There are realistic elements to the girl. She wears a striped t-shirt and shorts, and her hair is no more unruly than might be expected.  When she appears nesting inside a flower or riding on an elephant’s trunk, she is still identifiable as a real person.  The scale of her adventures varies, since in the flower scene she is smaller than a butterfly, but just the size one would expect in relation to the elephant.  She defies gravity when dancing with fireflies, but runs on the ground alongside a rabbit. The colors of nature predominate in Daniel Egnéus’s images: the star white of snow, a fading blue night sky, the deep green of a forest.

Olivia Hope’s words mix description and metaphor, although children reading or listening to the book need not see that distinction.  When the girl is told to “Run with wolves through mountain snow,” there are no perils suggested by that activity.  On the other hand, “Stomp and stamp, clap and cheer. Sing your song for all to hear!” corresponds to any child’s ordinary activities.  There is implied reassurance in the reminder that “Storms will come, but storms will go,” and an allusion to classic fairy tales in the direction to wish on a star.  Every one of these scenarios is part of the definition of childhood as a time of unfettered freedom. 

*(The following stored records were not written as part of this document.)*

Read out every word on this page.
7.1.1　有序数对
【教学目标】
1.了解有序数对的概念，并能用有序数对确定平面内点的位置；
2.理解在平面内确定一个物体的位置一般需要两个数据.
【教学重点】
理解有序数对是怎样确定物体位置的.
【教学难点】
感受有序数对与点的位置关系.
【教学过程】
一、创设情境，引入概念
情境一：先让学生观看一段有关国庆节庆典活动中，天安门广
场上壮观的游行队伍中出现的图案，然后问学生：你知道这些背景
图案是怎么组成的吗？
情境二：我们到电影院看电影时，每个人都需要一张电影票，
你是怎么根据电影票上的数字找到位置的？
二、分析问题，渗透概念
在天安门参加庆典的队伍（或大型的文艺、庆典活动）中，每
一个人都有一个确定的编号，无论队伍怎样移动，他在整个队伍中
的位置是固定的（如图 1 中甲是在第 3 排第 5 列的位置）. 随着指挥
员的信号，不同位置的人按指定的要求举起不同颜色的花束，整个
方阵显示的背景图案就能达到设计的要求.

No doubt, children know that their routines are not defined by befriending wild animals or sitting atop a castle, but they also know that such imaginary journeys sometimes surface in the midst of more mundane events.  By insistently repeating the message to “Be wild,” Hope implies that the two parts of life don’t need to contradict one another.  The book’s assumption is a refreshing one. Sometimes kids just need to be wild, without specifying the inevitable return to reality.